Sixty-eight-year-old Lynne FitzGerald is a prime example. Still young by today’s “senior” standards, FitzGerald found herself bereft of retirement savings after being diagnosed with stage-four colon cancer twelve years ago. Told she had a year to live, unable to work, and with a mortgage and a child in high school, FitzGerald liquidated her investments.
But she beat the odds, becoming a cancer survivor. Yet more than a decade on, she hasn’t been able to recoup her lost savings.
Face the Fear — and the Finances
“There is much to be said about tackling financial arrangements for elders, and what they can do to protect their assets and makes things easier upon their deaths or encroaching poor health,” observes one seasoned HECM loan originator, citing our recent post on the family money discussions that do not take place nearly often enough.
He continues, “As a former banker and investment adviser, plus through a lot of personal experience, I have learned much. When I do Reverses, I am able to touch upon this material in relaxed conversation, mixed in with the reverse product presentation. It shows my clients I know what I’m talking about, and that I’m there for them on a personal level. So many seniors are unaware of what they could and should do to protect themselves and their loved ones.”
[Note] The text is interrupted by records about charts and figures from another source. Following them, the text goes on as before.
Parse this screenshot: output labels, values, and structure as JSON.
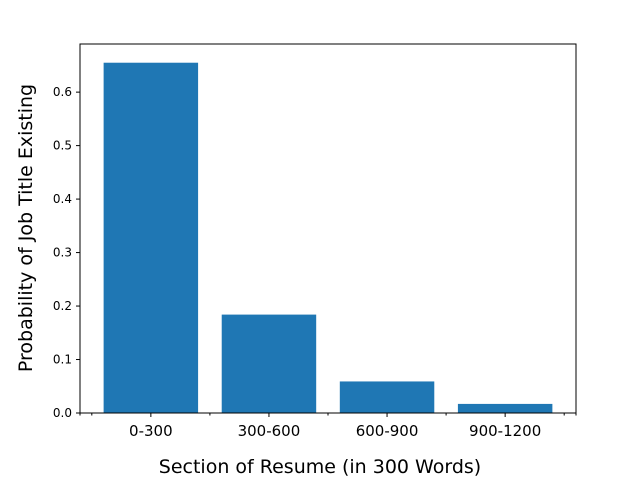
{
  "chart_data": {
    "type": "bar",
    "title": "",
    "xlabel": "Section of Resume (in 300 Words)",
    "ylabel": "Probability of Job Title Existing",
    "categories": [
      "0-300",
      "300-600",
      "600-900",
      "900-1200"
    ],
    "values": [
      0.655,
      0.184,
      0.059,
      0.017
    ],
    "ylim": [
      0,
      0.69
    ],
    "yticks": [
      0.0,
      0.1,
      0.2,
      0.3,
      0.4,
      0.5,
      0.6
    ],
    "ytick_labels": [
      "0.0",
      "0.1",
      "0.2",
      "0.3",
      "0.4",
      "0.5",
      "0.6"
    ],
    "bar_color": "#1f77b4",
    "grid": false,
    "legend": "none"
  }
}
He recommends ticking the boxes on these six pro-active steps:
- Beneficiaries: Be sure you have named current beneficiaries on your investment accounts, life insurance policies, IRAs and 401K accounts.
- Set up POD (pay on death) on your bank accounts, or create a separate checking account with a trusted child or sibling to meet the financial needs upon your death, while your estate is being settled.
- Probate or revocable trust? Decide now how you wish your estate to be handled.
- Select a Certified Elder Law attorney to learn more about your options and to be certain all your paperwork is up to date and meets the requirements of the state in which you reside. If you moved within the past several years, you may not have a valid will.
- Locum tenens: Consider adding a trusted resource person to a bank account so they are able to write checks for you in case you become incapacitated at some future date. Sudden illness and accidents can be difficult enough without accumulating unpaid bills and other expenses.
- Learn about Hospice in your location if you are failing, or a loved one is facing death. They can do much to support you and your family through these difficult times.
Increasing Retirement Income
Besides part-time or even full-time gigs, The Motley Fool suggests a dozen ways to generate more retirement income — with number eight being a reverse mortgage. For seniors facing health challenges, this can be one of the better forms of “health insurance,” because if someone opts for a line of credit (HELOC) they need only “pay for it” (i.e., activate the loan) when they need the money. If Lynne FitzGerald had had such information, perhaps she would still have her home today.